In a separate press conference, Mr Muhyiddin said that the king has asked PH and PN to form a unity government. But PN turned down the suggestion.
Following the royal audience on Wednesday, BN’s Ahmad Zahid was quoted as saying by local media that the king had advised BN to be part of a unity government.
“Tuanku’s decree was to form a unity government,” he reportedly said.
The New Straits Times, quoting sources, reported on Wednesday that PH and BN may have come to an agreement on a governing formula.
The formula is for a unity government that would last for five years, with the door being kept open for Sabah and Sarawak parties to join in. Under the purported 10-point agreement, the prime minister would be from PH while the deputy prime minister position would be held by BN politicians.
Local media also reported that some BN and PN heavyweights were holding talks at the St Regis hotel in Kuala Lumpur. Citing part sources, local media reported that the meeting was to hear Mr Muhyiddin’s case for a unity government.
On Wednesday night, the United Malays National Organisation’s (UMNO) supreme council met to deliberate on BN’s options. UMNO is the lynchpin party in the coalition.

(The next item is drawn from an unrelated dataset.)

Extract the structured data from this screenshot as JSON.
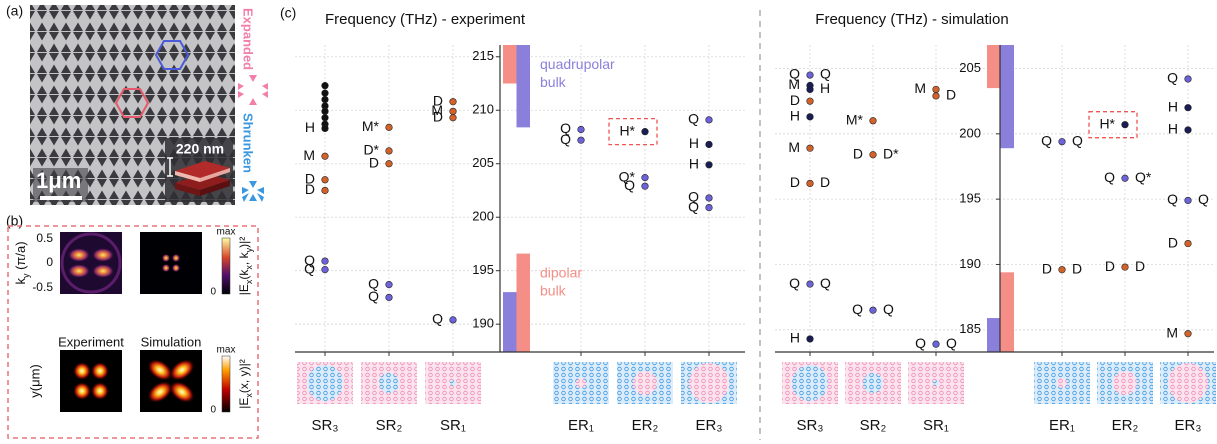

The Star reported that UMNO's supreme council's decision will have to be endorsed by the BN supreme council before it can be relayed to the palace.
Meanwhile, police have heightened security control with a roadblock at Gate 2 of the national palace.
This is to ensure that the palace's official affairs, including the summoning of political party leaders and high-ranking government officials, run smoothly without any disruption, said the Kuala Lumpur police chief.